Plus, Fogel himself is no picnic, say those who have worked with him, and he publicly lashed out at Netflix and other streamers when they all passed on The Dissident, his searing 2020 probe of the murder of Washington Post columnist Jamal Khashoggi that drew a direct connection to the Saudi government. That film ended up too hot for any streamer, most of which have financial or other market ties to the Saudis, and it was eventually released only on-demand by Tom Ortenberg’s small distributor Briarcliff Entertainment. “These global media conglomerates are aiding and abetting and silencing films that take on subject matter like this despite the fact their audiences want content like this,” Fogel said at the time about The Dissident.
Fogel has remained silent on the fate of his Icarus follow-up, but according to sources, its sales agency UTA has had a hard time finding a non-Netflix home because of the sensitivities, and the fact that the first film is so closely identified with Netflix, which is understandably refusing to license the original film to pair with the sequel on a rival platform. Again, that’s Netflix’s right, it’s just a bummer. For its financiers, including the young fund manager Jordan Fudge and the Human Rights Foundation, it’s a bigger bummer.
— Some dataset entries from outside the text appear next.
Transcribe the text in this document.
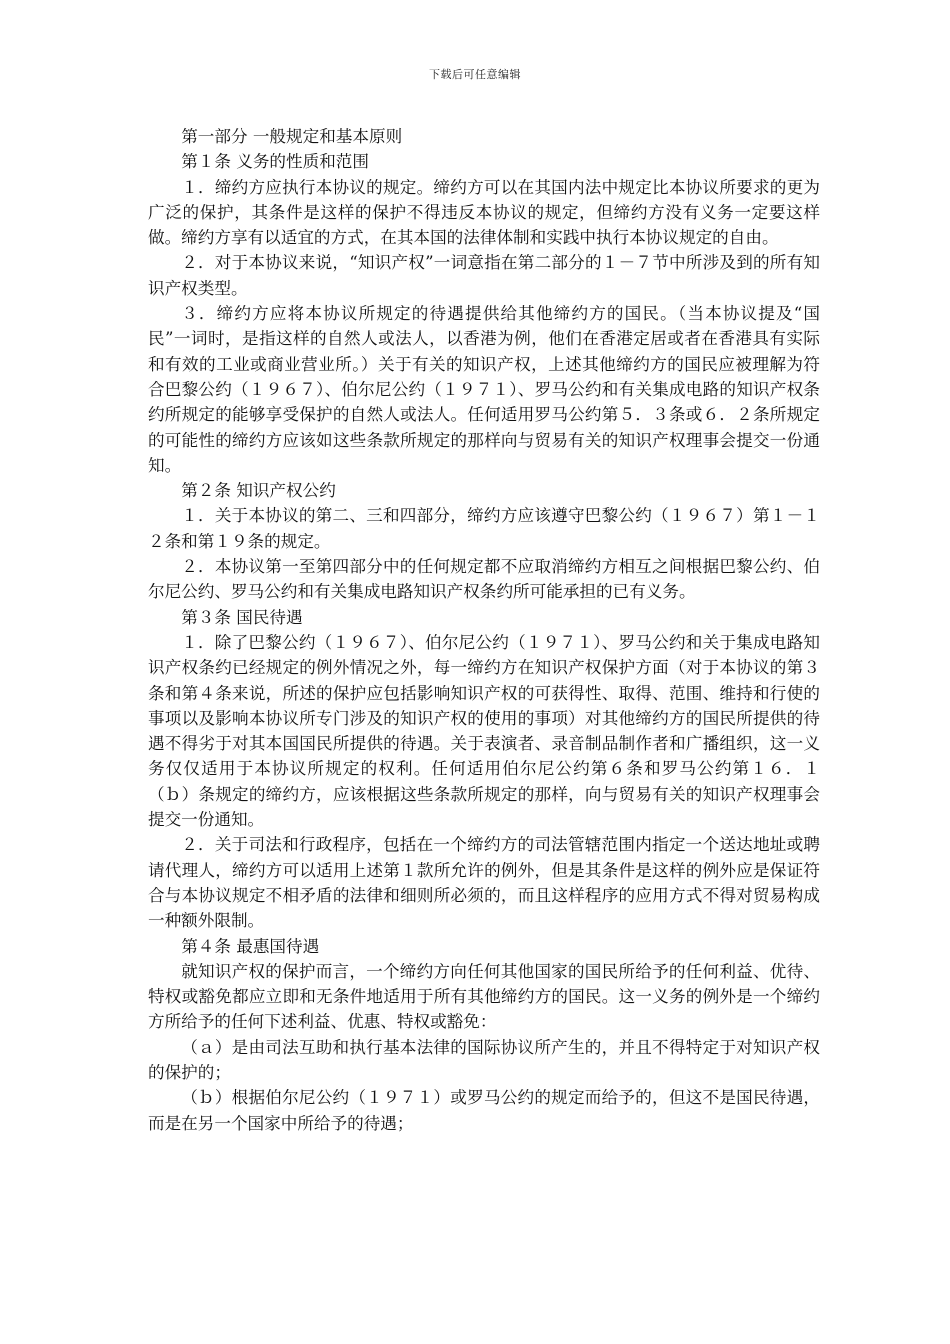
下载后可任意编辑

第一部分 一般规定和基本原则

第１条 义务的性质和范围

１．缔约方应执行本协议的规定。缔约方可以在其国内法中规定比本协议所要求的更为广泛的保护，其条件是这样的保护不得违反本协议的规定，但缔约方没有义务一定要这样做。缔约方享有以适宜的方式，在其本国的法律体制和实践中执行本协议规定的自由。

２．对于本协议来说，“知识产权”一词意指在第二部分的１－７节中所涉及到的所有知识产权类型。

３．缔约方应将本协议所规定的待遇提供给其他缔约方的国民。（当本协议提及“国民”一词时，是指这样的自然人或法人，以香港为例，他们在香港定居或者在香港具有实际和有效的工业或商业营业所。）关于有关的知识产权，上述其他缔约方的国民应被理解为符合巴黎公约（１９６７）、伯尔尼公约（１９７１）、罗马公约和有关集成电路的知识产权条约所规定的能够享受保护的自然人或法人。任何适用罗马公约第５．３条或６．２条所规定的可能性的缔约方应该如这些条款所规定的那样向与贸易有关的知识产权理事会提交一份通知。

第２条 知识产权公约

１．关于本协议的第二、三和四部分，缔约方应该遵守巴黎公约（１９６７）第１－１２条和第１９条的规定。

２．本协议第一至第四部分中的任何规定都不应取消缔约方相互之间根据巴黎公约、伯尔尼公约、罗马公约和有关集成电路知识产权条约所可能承担的已有义务。

第３条 国民待遇

１．除了巴黎公约（１９６７）、伯尔尼公约（１９７１）、罗马公约和关于集成电路知识产权条约已经规定的例外情况之外，每一缔约方在知识产权保护方面（对于本协议的第３条和第４条来说，所述的保护应包括影响知识产权的可获得性、取得、范围、维持和行使的事项以及影响本协议所专门涉及的知识产权的使用的事项）对其他缔约方的国民所提供的待遇不得劣于对其本国国民所提供的待遇。关于表演者、录音制品制作者和广播组织，这一义务仅仅适用于本协议所规定的权利。任何适用伯尔尼公约第６条和罗马公约第１６．１（ｂ）条规定的缔约方，应该根据这些条款所规定的那样，向与贸易有关的知识产权理事会提交一份通知。

２．关于司法和行政程序，包括在一个缔约方的司法管辖范围内指定一个送达地址或聘请代理人，缔约方可以适用上述第１款所允许的例外，但是其条件是这样的例外应是保证符合与本协议规定不相矛盾的法律和细则所必须的，而且这样程序的应用方式不得对贸易构成一种额外限制。

第４条 最惠国待遇

就知识产权的保护而言，一个缔约方向任何其他国家的国民所给予的任何利益、优待、特权或豁免都应立即和无条件地适用于所有其他缔约方的国民。这一义务的例外是一个缔约方所给予的任何下述利益、优惠、特权或豁免：

（ａ）是由司法互助和执行基本法律的国际协议所产生的，并且不得特定于对知识产权的保护的；

（ｂ）根据伯尔尼公约（１９７１）或罗马公约的规定而给予的，但这不是国民待遇，而是在另一个国家中所给予的待遇；
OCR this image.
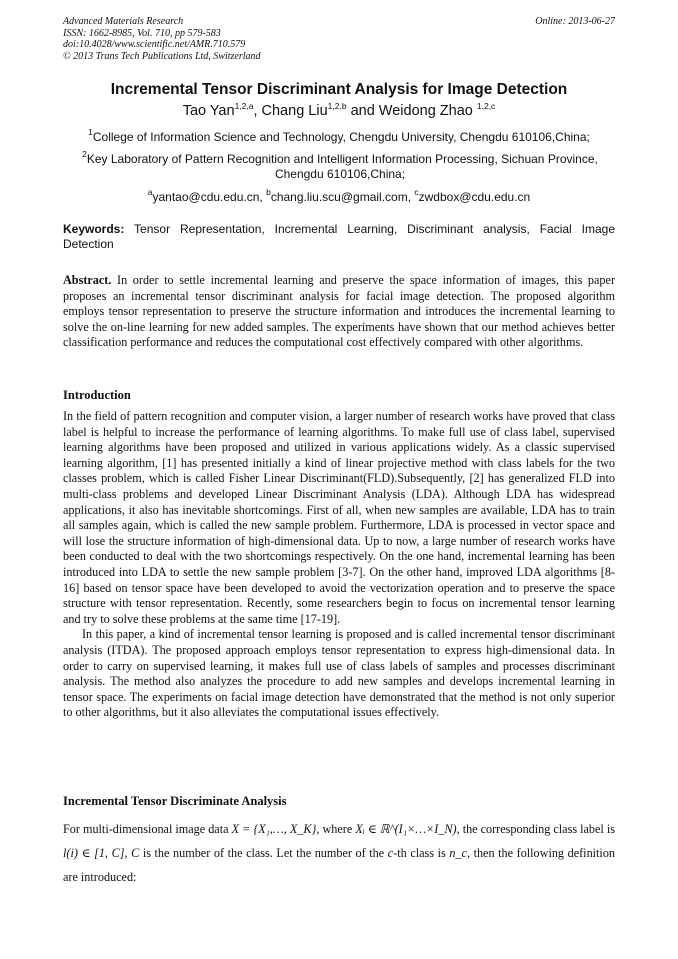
Advanced Materials Research
ISSN: 1662-8985, Vol. 710, pp 579-583
doi:10.4028/www.scientific.net/AMR.710.579
© 2013 Trans Tech Publications Ltd, Switzerland
Online: 2013-06-27
Incremental Tensor Discriminant Analysis for Image Detection
Tao Yan$^{1,2,a}$, Chang Liu$^{1,2,b}$ and Weidong Zhao $^{1,2,c}$
$^1$College of Information Science and Technology, Chengdu University, Chengdu 610106,China;
$^2$Key Laboratory of Pattern Recognition and Intelligent Information Processing, Sichuan Province, Chengdu 610106,China;
$^a$yantao@cdu.edu.cn, $^b$chang.liu.scu@gmail.com, $^c$zwdbox@cdu.edu.cn
Keywords: Tensor Representation, Incremental Learning, Discriminant analysis, Facial Image Detection
Abstract. In order to settle incremental learning and preserve the space information of images, this paper proposes an incremental tensor discriminant analysis for facial image detection. The proposed algorithm employs tensor representation to preserve the structure information and introduces the incremental learning to solve the on-line learning for new added samples. The experiments have shown that our method achieves better classification performance and reduces the computational cost effectively compared with other algorithms.
Introduction
In the field of pattern recognition and computer vision, a larger number of research works have proved that class label is helpful to increase the performance of learning algorithms. To make full use of class label, supervised learning algorithms have been proposed and utilized in various applications widely. As a classic supervised learning algorithm, [1] has presented initially a kind of linear projective method with class labels for the two classes problem, which is called Fisher Linear Discriminant(FLD).Subsequently, [2] has generalized FLD into multi-class problems and developed Linear Discriminant Analysis (LDA). Although LDA has widespread applications, it also has inevitable shortcomings. First of all, when new samples are available, LDA has to train all samples again, which is called the new sample problem. Furthermore, LDA is processed in vector space and will lose the structure information of high-dimensional data. Up to now, a large number of research works have been conducted to deal with the two shortcomings respectively. On the one hand, incremental learning has been introduced into LDA to settle the new sample problem [3-7]. On the other hand, improved LDA algorithms [8-16] based on tensor space have been developed to avoid the vectorization operation and to preserve the space structure with tensor representation. Recently, some researchers begin to focus on incremental tensor learning and try to solve these problems at the same time [17-19].
In this paper, a kind of incremental tensor learning is proposed and is called incremental tensor discriminant analysis (ITDA). The proposed approach employs tensor representation to express high-dimensional data. In order to carry on supervised learning, it makes full use of class labels of samples and processes discriminant analysis. The method also analyzes the procedure to add new samples and develops incremental learning in tensor space. The experiments on facial image detection have demonstrated that the method is not only superior to other algorithms, but it also alleviates the computational issues effectively.
Incremental Tensor Discriminate Analysis
For multi-dimensional image data X = {X₁,…, X_K}, where Xᵢ ∈ ℝ^(I₁×…×I_N), the corresponding class label is l(i) ∈ [1, C], C is the number of the class. Let the number of the c-th class is n_c, then the following definition are introduced:
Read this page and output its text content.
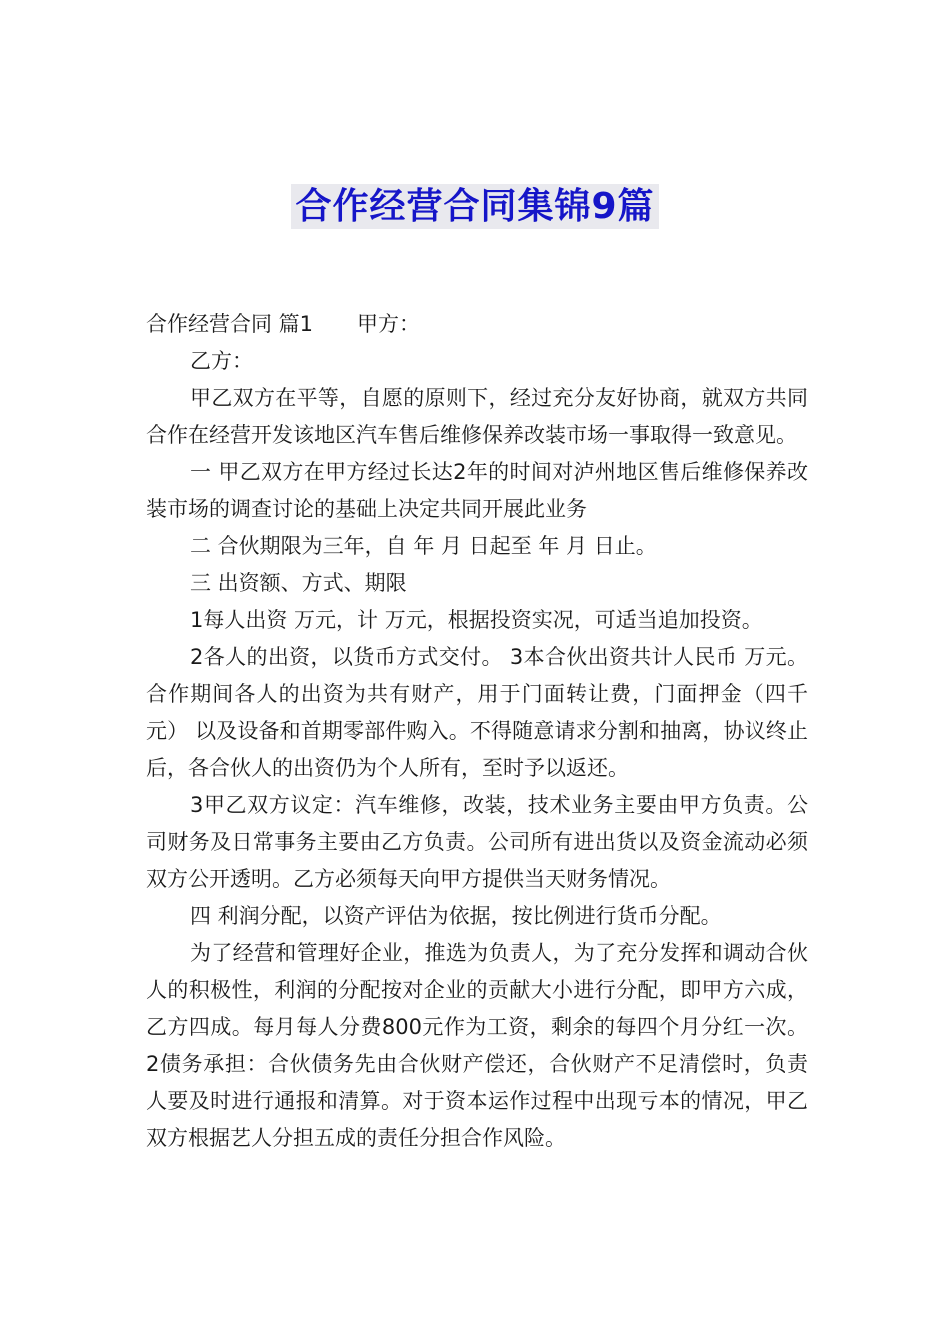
合作经营合同集锦9篇

合作经营合同 篇1 甲方：

乙方：

甲乙双方在平等，自愿的原则下，经过充分友好协商，就双方共同合作在经营开发该地区汽车售后维修保养改装市场一事取得一致意见。

一 甲乙双方在甲方经过长达2年的时间对泸州地区售后维修保养改装市场的调查讨论的基础上决定共同开展此业务

二 合伙期限为三年，自 年 月 日起至 年 月 日止。

三 出资额、方式、期限

1每人出资 万元，计 万元，根据投资实况，可适当追加投资。

2各人的出资，以货币方式交付。 3本合伙出资共计人民币 万元。合作期间各人的出资为共有财产，用于门面转让费，门面押金（四千元） 以及设备和首期零部件购入。不得随意请求分割和抽离，协议终止后，各合伙人的出资仍为个人所有，至时予以返还。

3甲乙双方议定：汽车维修，改装，技术业务主要由甲方负责。公司财务及日常事务主要由乙方负责。公司所有进出货以及资金流动必须双方公开透明。乙方必须每天向甲方提供当天财务情况。

四 利润分配，以资产评估为依据，按比例进行货币分配。

为了经营和管理好企业，推选为负责人，为了充分发挥和调动合伙人的积极性，利润的分配按对企业的贡献大小进行分配，即甲方六成，乙方四成。每月每人分费800元作为工资，剩余的每四个月分红一次。 2债务承担：合伙债务先由合伙财产偿还，合伙财产不足清偿时，负责人要及时进行通报和清算。对于资本运作过程中出现亏本的情况，甲乙双方根据艺人分担五成的责任分担合作风险。
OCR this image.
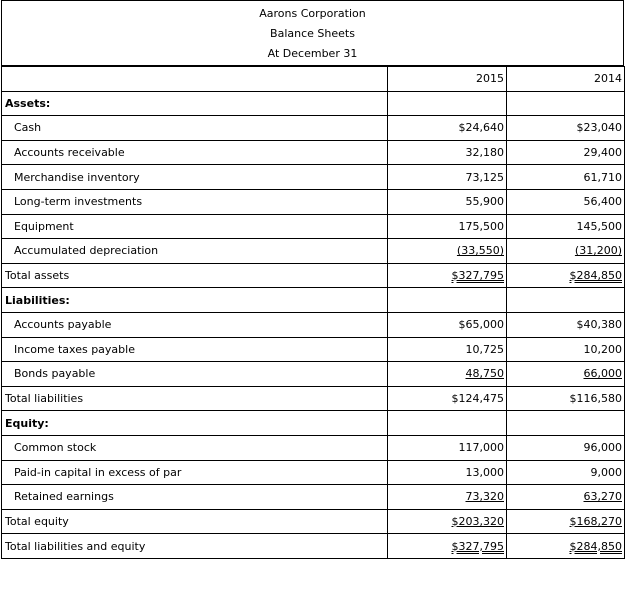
Aarons Corporation
Balance Sheets
At December 31
	2015	2014
Assets:		
Cash	$24,640	$23,040
Accounts receivable	32,180	29,400
Merchandise inventory	73,125	61,710
Long-term investments	55,900	56,400
Equipment	175,500	145,500
Accumulated depreciation	(33,550)	(31,200)
Total assets	$327,795	$284,850
Liabilities:		
Accounts payable	$65,000	$40,380
Income taxes payable	10,725	10,200
Bonds payable	48,750	66,000
Total liabilities	$124,475	$116,580
Equity:		
Common stock	117,000	96,000
Paid-in capital in excess of par	13,000	9,000
Retained earnings	73,320	63,270
Total equity	$203,320	$168,270
Total liabilities and equity	$327,795	$284,850
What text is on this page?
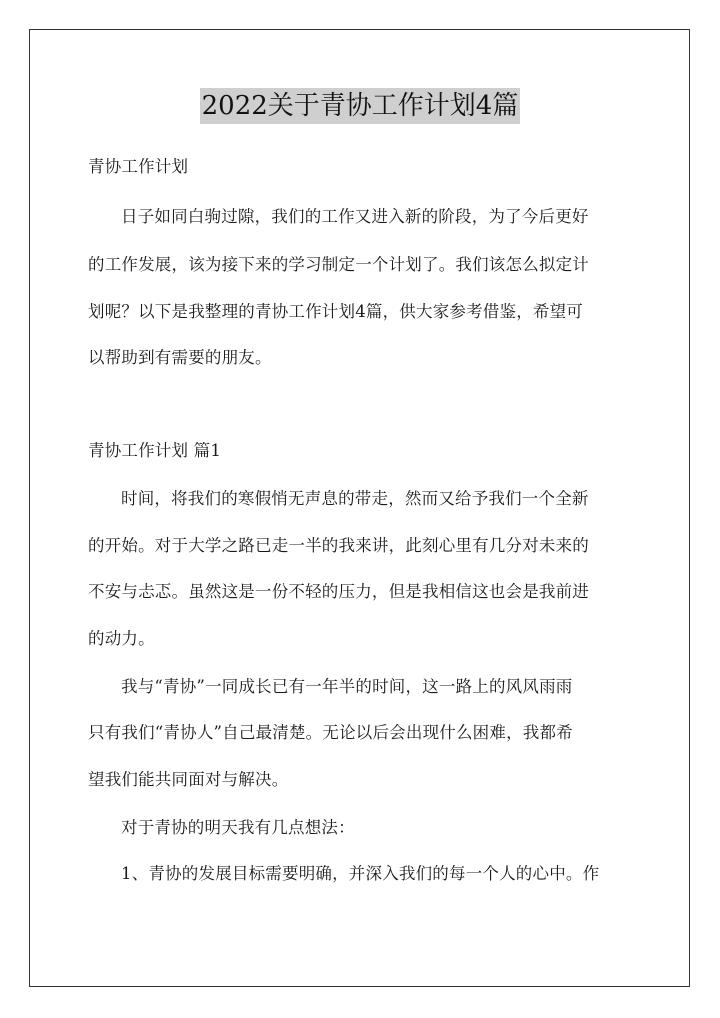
2022关于青协工作计划4篇
青协工作计划
日子如同白驹过隙，我们的工作又进入新的阶段，为了今后更好
的工作发展，该为接下来的学习制定一个计划了。我们该怎么拟定计
划呢？以下是我整理的青协工作计划4篇，供大家参考借鉴，希望可
以帮助到有需要的朋友。
青协工作计划 篇1
时间，将我们的寒假悄无声息的带走，然而又给予我们一个全新
的开始。对于大学之路已走一半的我来讲，此刻心里有几分对未来的
不安与忐忑。虽然这是一份不轻的压力，但是我相信这也会是我前进
的动力。
我与“青协”一同成长已有一年半的时间，这一路上的风风雨雨
只有我们“青协人”自己最清楚。无论以后会出现什么困难，我都希
望我们能共同面对与解决。
对于青协的明天我有几点想法：
1、青协的发展目标需要明确，并深入我们的每一个人的心中。作
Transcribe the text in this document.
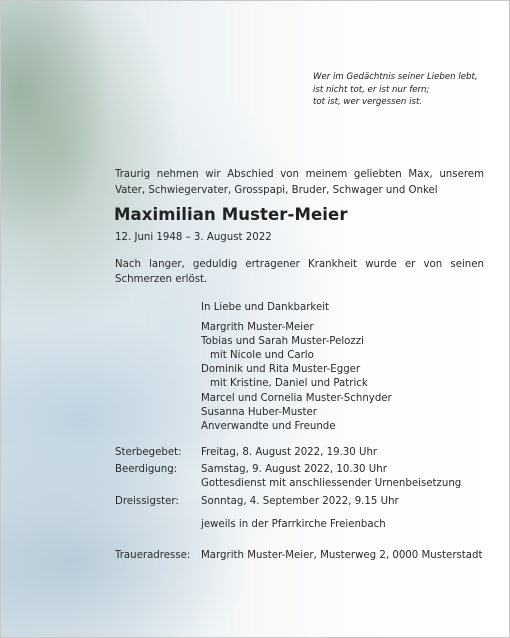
Wer im Gedächtnis seiner Lieben lebt,
ist nicht tot, er ist nur fern;
tot ist, wer vergessen ist.
Traurig nehmen wir Abschied von meinem geliebten Max, unserem Vater, Schwiegervater, Grosspapi, Bruder, Schwager und Onkel
Maximilian Muster-Meier
12. Juni 1948 – 3. August 2022
Nach langer, geduldig ertragener Krankheit wurde er von seinen Schmerzen erlöst.
In Liebe und Dankbarkeit
Margrith Muster-Meier
Tobias und Sarah Muster-Pelozzi
mit Nicole und Carlo
Dominik und Rita Muster-Egger
mit Kristine, Daniel und Patrick
Marcel und Cornelia Muster-Schnyder
Susanna Huber-Muster
Anverwandte und Freunde
Sterbegebet: Freitag, 8. August 2022, 19.30 Uhr
Beerdigung: Samstag, 9. August 2022, 10.30 Uhr
Gottesdienst mit anschliessender Urnenbeisetzung
Dreissigster: Sonntag, 4. September 2022, 9.15 Uhr
jeweils in der Pfarrkirche Freienbach
Traueradresse: Margrith Muster-Meier, Musterweg 2, 0000 Musterstadt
It’s hard enough to get a great, button-pushing documentary made and screened today. A hot topic in the doc world is whether films outside the approved group-think and progressive politics of the entertainment community can even happen any more. Remember, Sundance just disavowed a challenging and well-reviewed film, Jihad Rehab, that it had enthusiastically screened and supported at January’s festival, amid criticism from Arab and Muslim filmmakers that a white director had tackled this story. Situations like that definitely chill future docs.
Hopefully Icarus: The Aftermath will find a home. I heard Netflix might be open to some kind of licensing deal once it finds a distributor elsewhere (it declined to comment), but these days I wouldn’t hold my breath.